Par contre, dans les services financiers et l’administration publique, les salaires ont tendance à se tasser depuis le début de 2008, mais il s’agit encore des employeurs les plus généreux du pays.

9- Quel est le revenu minimum en Israël ?

En 2009, le salaire minimum est de 3585,18 ILS, soit 649,70 euros.

10- Nous sommes une entreprise française et nous souhaitons nous implanter en Israël (créer une filiale, une succursale ou un bureau de représentation). Comment faire ?

Vous envisagez la création d’un bureau de représentation, d’une filiale commerciale ou industrielle, d’une entreprise conjointe.

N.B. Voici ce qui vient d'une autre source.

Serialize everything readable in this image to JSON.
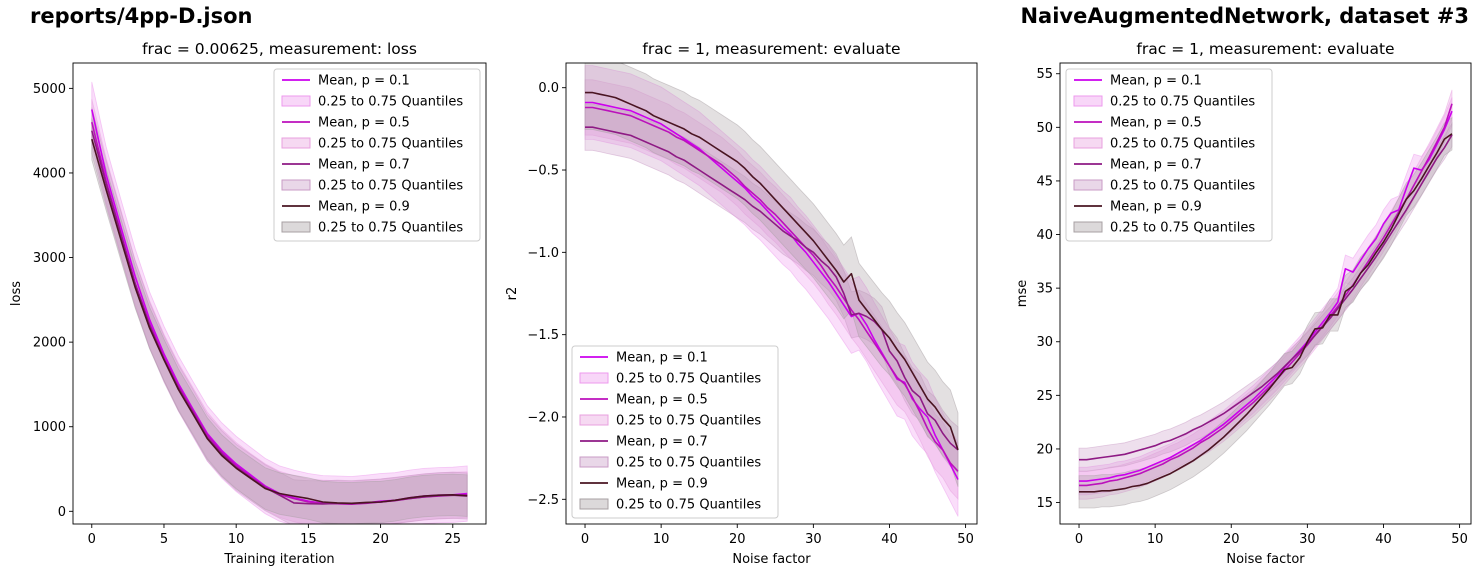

Ce type d’action s’inscrit dans la durée et nécessite une préparation particulière.

Pour vous conseiller et appuyer votre démarche, vous disposez dans chaque région d’une équipe à votre service : la direction régionale du Commerce extérieur (DRCE).

Plusieurs étapes sont nécessaires :

• Rechercher des informations d’ordre juridique, fiscal ou droit du travail sur la réglementation en Israël. Vos interlocuteurs sont les Missions Economiques ou UBIFRANCE. Des conseillers de la Chambre de Commerce France-Israël vous donneront des conseils pratiques basés sur leur expérience.

Vous pouvez également consulter les agences nationales de promotion des investissements directs étrangers, sur le site de la World Association of Investment Promotion Agencies.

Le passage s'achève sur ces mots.